Blind contour drawing = great strings!

I often draw a string blind (with my eyes closed, or averted), or with my non-dominant hand. It always affords some interesting placement, wiggly lines, mismatched corners, and other oddities.

For something a little different, I decided to try contour drawing a few nearby things in hopes of some new shapes.

What's contour drawing, you ask? 

It's a technique in which the artist draws a subject slowly, concentrating on the contours of the subject. The focus is on the essential form and not the minor details. Expect a contour drawing to look wonky; perhaps that's why I like them! In a blind contour drawing your eyes are only on the subject - not the paper - slowly and carefully following the outline with your pencil on the paper.
A page of contour drawings of things around my desk.
I'd say 'blind' but I cheat, and glance occasionally.
To use this technique to draw a Zentangle string, I recommend doing a very simple drawing. You don't want a lot of teeny, tiny spaces to deal with.

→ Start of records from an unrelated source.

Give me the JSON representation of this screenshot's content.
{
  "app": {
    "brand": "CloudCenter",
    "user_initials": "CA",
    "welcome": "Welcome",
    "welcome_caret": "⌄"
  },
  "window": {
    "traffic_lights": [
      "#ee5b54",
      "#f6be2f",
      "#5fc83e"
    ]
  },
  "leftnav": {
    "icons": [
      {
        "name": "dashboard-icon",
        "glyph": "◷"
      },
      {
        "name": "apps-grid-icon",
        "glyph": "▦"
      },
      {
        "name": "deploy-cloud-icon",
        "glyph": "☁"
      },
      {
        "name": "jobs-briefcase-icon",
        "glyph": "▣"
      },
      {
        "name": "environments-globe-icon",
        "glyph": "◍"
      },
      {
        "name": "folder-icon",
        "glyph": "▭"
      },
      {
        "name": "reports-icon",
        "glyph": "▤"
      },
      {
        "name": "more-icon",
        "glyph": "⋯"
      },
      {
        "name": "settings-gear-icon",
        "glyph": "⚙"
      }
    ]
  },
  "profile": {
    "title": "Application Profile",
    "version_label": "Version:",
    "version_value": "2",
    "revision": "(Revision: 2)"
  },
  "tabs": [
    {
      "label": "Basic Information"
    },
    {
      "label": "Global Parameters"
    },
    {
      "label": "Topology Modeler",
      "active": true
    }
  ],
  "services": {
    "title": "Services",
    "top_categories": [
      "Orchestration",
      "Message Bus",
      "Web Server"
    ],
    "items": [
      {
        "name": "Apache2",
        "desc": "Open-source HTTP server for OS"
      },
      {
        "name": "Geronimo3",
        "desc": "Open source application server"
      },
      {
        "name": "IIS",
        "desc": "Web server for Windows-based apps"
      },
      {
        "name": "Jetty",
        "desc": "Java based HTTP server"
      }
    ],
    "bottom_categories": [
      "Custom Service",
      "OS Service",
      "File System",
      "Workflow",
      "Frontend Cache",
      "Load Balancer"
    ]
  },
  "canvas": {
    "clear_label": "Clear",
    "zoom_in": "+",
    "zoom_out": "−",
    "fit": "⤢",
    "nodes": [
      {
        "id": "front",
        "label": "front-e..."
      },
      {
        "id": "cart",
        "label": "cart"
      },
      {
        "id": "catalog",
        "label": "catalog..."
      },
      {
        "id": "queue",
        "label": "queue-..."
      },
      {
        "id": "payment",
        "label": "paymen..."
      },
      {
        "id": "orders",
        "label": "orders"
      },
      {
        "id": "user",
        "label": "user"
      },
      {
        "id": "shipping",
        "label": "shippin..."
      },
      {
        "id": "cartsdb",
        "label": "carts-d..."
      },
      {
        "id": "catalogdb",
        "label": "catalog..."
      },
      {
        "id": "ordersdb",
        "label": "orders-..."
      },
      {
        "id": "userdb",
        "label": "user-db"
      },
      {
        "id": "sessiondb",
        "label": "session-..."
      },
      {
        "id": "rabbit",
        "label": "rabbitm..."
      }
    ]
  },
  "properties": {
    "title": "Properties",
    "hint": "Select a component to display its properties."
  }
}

On the corner of my desk are two photo cubes with recent, favorite Zentangle tiles in them. I did a blind contour drawing of them and tangled with variations of Emingle for a Square One prompt.
Tangles: Doodah, Emingle, Pearlz, Zewm, Zonked
If I glance to the right from my art desk I see my husband's coffee machine. Here's the machine, the blind contour drawing I made, and the resulting tile.
Turned 90 degrees counter-clockwise from the string photo.
Tangles: Arukas, Emingle, Moonwaves, Zonked and a Black Pearl(z)
Here are two sets of pliers and the resulting tile.
Tangles: Cubine, Lamar, Romanancy, Zonked
And finally, here are three small bottles.
After I did the contour drawing I turned it sideways and thought it looked like 'something' pushing across the page. Maybe Bunzo? Mooka? Hollis? Then I turned it upside down and it looked like three trees. Well, you know me and trees!
Tangles: Amazing Spider, Black Pearlz, Icantoo, Prestwood, Pia, Sanibel, Zander


  1. This is a very interesting project. The results both inspire and intrigue.

  2. Thank you for this interesting post.
    I don't like the strings, they seem very difficult for me to fill, but it is fantastic to see how you can make such beautiful results of each string!

  3. I love this tutorial, Margaret! I can't wait to try it! Thank you.